I giochi dello scrittore erano preceduti da un saggio di Stefano Bartezzaghi sull’enigmistica contemporanea; in esso erano tracciate le origini dell’enigma e se ne analizzava il processo di trasformazione da sapienza illuminante a esercizio ludico; esercizio che ormai si avvale del supporto di un’attenta e studiata ambiguità di significato.

È in questo senso che l’enigmaticità dell’antico lascia il posto al moderno linguaggio enigmistico. Il quale, invero, ha le sue regole ed è quindi immaginabile la sorpresa, con la quale gli appassionati cultori di enigmi accolsero la “esercitazione” di Eco, brillante sì, ma certo in sintonia più con la nebulosità dell’enigmatica che con i canoni dell’enigmistica. Una definita tipologia di procedimenti governa, infatti, le scelte che l’autore deve compiere per produrre un testo enigmistico.

«C’è forse filiazione – osservava Bartezzaghi – tra il poeta barocco, il cui fine, si sa, era la meraviglia, e l’enigmista: la differenza capitale tra i due è che l’enigmista non inventa forme, ma manovra sostanze linguistiche all’interno delle forme che gli sono già date».

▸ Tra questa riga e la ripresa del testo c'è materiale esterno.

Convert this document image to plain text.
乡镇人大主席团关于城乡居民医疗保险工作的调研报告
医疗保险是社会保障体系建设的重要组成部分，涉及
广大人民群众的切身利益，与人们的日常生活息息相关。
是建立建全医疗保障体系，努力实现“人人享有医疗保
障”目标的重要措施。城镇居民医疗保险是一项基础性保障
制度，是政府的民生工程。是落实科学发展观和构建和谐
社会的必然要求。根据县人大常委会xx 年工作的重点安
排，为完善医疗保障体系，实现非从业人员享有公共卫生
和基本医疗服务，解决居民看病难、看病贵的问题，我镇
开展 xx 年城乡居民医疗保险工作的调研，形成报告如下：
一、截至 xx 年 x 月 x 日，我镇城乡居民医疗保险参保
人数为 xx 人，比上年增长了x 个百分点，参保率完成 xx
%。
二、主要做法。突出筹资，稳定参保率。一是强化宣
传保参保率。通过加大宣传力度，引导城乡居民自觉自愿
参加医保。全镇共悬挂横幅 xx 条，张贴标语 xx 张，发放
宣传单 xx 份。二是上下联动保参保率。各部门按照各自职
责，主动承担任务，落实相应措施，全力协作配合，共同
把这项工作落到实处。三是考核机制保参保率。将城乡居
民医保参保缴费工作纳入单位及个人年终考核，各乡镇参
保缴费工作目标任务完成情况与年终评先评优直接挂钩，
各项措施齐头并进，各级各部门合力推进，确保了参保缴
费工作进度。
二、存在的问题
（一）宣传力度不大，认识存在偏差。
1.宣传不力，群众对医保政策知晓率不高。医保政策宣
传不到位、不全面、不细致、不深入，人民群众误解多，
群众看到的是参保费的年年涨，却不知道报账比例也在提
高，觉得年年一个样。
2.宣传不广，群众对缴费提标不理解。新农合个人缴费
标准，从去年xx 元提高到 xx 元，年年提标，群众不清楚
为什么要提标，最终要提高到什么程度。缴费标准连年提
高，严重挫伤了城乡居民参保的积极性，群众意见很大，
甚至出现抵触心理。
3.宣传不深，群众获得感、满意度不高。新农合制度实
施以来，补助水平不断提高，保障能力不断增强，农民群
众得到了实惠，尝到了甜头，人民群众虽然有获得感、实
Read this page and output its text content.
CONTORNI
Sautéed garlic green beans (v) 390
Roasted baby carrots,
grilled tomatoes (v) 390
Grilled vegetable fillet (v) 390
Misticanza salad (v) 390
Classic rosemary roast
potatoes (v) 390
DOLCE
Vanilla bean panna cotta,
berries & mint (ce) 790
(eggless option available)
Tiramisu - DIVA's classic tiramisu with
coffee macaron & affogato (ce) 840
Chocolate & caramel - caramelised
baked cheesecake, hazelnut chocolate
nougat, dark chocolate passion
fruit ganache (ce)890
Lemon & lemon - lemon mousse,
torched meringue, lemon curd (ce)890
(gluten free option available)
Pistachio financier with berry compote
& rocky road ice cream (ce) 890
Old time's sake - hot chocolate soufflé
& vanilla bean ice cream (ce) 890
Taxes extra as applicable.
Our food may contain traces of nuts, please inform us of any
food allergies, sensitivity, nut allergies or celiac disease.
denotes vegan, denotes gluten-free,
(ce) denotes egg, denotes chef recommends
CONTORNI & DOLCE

Questo che segue è uno dei dodici enigmi di Eco che andava spiegato proprio con Galileo Galilei, pur risultando insolito l’accostamento omogeneo di persona (il fannullone) e persona (Galilei), cosa che nella scrittura di enigmi esce fuori dagli ordinari canoni. I quali “vogliono” i due sensi sempre alquanto distanti tra loro.

UN FANNULLONE SVENTATO
Dove tieni la testa, nella luna?
Tu cacci balle, se alcunché ti pesa,
lo molli giù, e poi spendi ogni forza
col misurino, ed infine si smorza
inerte ogni tuo moto. In nessuna
faccenda metti impeto. In chiesa
– soltanto intento a lenta oscillazione –
non badi al cardinal, ma al sacrestano…
È vero, parli sempre di un tuo piano,
di qualche inclinazione,
ti perdi a strologar con belle frasi,
ma sono varie e alterne le tue fasi.
Magari hai molti numeri, e tant’è,
ma vedi solo macchie in fronte a te.
Hai tutto fuori posto. Dove mira
quell’orbita tua tonda, che ti gira?